Intending to give one of these pills to a nobleman who
had incurred his displeasure, and meaning to take
At the same time a
cordial pill himself, while he was cajoling the destined victim with
flattering speeches, he, by mistake, took the poisoned pill himself, and
gave the cordial to the nobleman. This carried him off in a few days, by
a mortal flux of blood.[244]
[Footnote 244: Neque enim lex justior ulla est, quam necis artifices
arte perire sua. - Purch.]
The character of Jehanguire, the reigning Mogul, seems strangely
compounded of opposite extremes. He is at times excessively cruel, and
at other times extremely mild.

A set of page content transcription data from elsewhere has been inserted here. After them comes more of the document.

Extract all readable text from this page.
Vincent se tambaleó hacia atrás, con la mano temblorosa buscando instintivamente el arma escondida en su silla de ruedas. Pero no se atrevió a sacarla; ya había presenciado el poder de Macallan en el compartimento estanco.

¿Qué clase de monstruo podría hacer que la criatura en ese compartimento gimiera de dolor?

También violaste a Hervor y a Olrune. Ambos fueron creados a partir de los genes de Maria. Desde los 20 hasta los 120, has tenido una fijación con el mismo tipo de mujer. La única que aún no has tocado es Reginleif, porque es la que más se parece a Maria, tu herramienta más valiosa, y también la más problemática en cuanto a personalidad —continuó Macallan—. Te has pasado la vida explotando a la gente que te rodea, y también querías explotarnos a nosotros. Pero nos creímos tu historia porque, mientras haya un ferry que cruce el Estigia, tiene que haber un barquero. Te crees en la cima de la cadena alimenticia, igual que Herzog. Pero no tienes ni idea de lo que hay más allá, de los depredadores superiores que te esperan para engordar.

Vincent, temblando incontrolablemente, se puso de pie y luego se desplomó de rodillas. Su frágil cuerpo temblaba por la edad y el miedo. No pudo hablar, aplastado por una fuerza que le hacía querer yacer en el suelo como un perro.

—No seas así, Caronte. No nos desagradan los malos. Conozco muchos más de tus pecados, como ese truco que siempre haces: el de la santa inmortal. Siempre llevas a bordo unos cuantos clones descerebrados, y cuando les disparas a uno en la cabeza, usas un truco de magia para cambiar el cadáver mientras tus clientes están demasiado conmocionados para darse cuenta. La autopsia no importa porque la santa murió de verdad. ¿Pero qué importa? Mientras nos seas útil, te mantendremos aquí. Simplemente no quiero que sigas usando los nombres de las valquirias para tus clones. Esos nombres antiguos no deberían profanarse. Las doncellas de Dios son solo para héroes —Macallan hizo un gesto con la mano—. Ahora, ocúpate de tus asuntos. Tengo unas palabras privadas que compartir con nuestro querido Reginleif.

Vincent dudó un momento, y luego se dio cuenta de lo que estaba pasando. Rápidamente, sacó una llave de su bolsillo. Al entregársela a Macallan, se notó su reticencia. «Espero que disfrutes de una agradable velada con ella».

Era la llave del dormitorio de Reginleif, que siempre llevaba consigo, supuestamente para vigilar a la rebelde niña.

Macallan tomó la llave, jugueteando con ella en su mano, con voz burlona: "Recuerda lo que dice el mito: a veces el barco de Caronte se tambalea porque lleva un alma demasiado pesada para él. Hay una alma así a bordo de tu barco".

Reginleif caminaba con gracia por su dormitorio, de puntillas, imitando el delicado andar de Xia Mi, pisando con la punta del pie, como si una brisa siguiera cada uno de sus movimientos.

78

He is himself much given to excess in
wine, yet severely punishes that fault in others. His subjects know not
what it is to disobey his commands, forgetting the natural bonds of
private life, even those between father and son, in the fulfilment of
their public duty. He daily relieves numbers of the poor; and often, as
a mark of his filial piety, is in use to carry the palanquin of his
mother on his own shoulders. He speaks with much reverence of our
Saviour, but is offended by his cross and poverty, deeming them
incompatible with his divine Majesty, though told that his humility was
on purpose to subdue the pride of the world.